Saturday, July 14, 2012

The African Queen by John Huston, 1951 (NR)



with Humphrey Bogart, Katharine Hepburn, Robert Morley, Peter Bull, Theodore Bikel, Walter Gotell, Peter Swanwick, Richard Marner, Errol John, Gerald Onn

Charlie Allnut (Humphrey Bogart), the booze-guzzling, rough-hewn captain of a broken-down East African riverboat, teams with a straitlaced, iron-willed missionary Rosie (Katharine Hepburn) to take on a menacing German gunboat during World War I.

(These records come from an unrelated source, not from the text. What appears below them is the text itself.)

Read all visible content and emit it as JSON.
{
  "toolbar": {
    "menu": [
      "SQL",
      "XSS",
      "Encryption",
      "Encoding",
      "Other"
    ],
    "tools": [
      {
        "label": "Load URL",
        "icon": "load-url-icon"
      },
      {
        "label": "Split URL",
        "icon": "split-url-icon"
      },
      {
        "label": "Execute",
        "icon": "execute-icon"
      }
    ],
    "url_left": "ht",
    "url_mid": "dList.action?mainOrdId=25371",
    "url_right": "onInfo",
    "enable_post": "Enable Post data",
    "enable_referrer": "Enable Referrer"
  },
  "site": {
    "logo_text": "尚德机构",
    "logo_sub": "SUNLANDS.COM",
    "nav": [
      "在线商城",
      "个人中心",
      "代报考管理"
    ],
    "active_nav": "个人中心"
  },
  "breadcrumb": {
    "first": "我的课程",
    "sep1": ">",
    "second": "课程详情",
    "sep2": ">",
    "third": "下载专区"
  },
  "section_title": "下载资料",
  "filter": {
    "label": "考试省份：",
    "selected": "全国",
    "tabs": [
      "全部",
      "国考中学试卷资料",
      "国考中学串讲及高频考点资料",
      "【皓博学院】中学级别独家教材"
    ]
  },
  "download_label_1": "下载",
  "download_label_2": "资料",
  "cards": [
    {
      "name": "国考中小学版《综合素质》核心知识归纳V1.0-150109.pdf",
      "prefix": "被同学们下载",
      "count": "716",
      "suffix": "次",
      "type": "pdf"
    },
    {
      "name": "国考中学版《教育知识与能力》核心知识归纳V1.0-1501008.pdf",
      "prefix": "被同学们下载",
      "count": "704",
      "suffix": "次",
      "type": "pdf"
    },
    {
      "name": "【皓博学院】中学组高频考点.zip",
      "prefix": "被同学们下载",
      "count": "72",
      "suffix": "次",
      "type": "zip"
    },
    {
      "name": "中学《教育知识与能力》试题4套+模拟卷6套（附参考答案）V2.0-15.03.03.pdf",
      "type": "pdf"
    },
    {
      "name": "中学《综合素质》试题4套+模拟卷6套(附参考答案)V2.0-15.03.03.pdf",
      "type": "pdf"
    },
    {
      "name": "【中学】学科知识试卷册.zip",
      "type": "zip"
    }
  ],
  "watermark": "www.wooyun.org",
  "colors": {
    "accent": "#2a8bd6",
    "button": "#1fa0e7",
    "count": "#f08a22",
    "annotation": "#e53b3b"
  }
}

A peculiar movie, it is a period piece in a way, but not from long before. But because it happens in west africa with missionaries, it really feels as if Rosie was from the previous century, cut out from her own country with proper manners and old-fashioned sense of herself as a missionary, devoted, a good soul, with perhaps not much excitement in her life. There come the Nazis, destroying everything, from her community to the church itself, and finally her brother, so she is left by herself, welcomed to the boat of the only man who can get her out of this, but really, who would believe they could possibly have anything in common. Turns out she needed some excitement in her life, and when the austere Rosie comes into colors, she is probably the wildest creature you could find, with still that sense of respect and honor, and with something else that is reckless, and perhaps feelings, over-boarding the African Queen. The beginning depict a certain reality of the time, somehow in a comical way, still with a primitive eye to what was western countries culture that Christianity have ignorantly eradicated. The rest is more interesting, a performance of two amazing actors and nature, with a relationship that create an equilibrium between two persons of different sex, learning to lean on each other, eventually surprise one another, and love each other. I am still not used to the idea of the steamboat captain ending up with the brother of the pastor, but the movie is convincing, they truly look like love birds in a shitty cruise, looking at the sky and everything around with the eyes of oblivion. I thought it would have a bad ending, but that was forgetting that this was a Hollywood movie from the very best of tradition, with a twist in the end.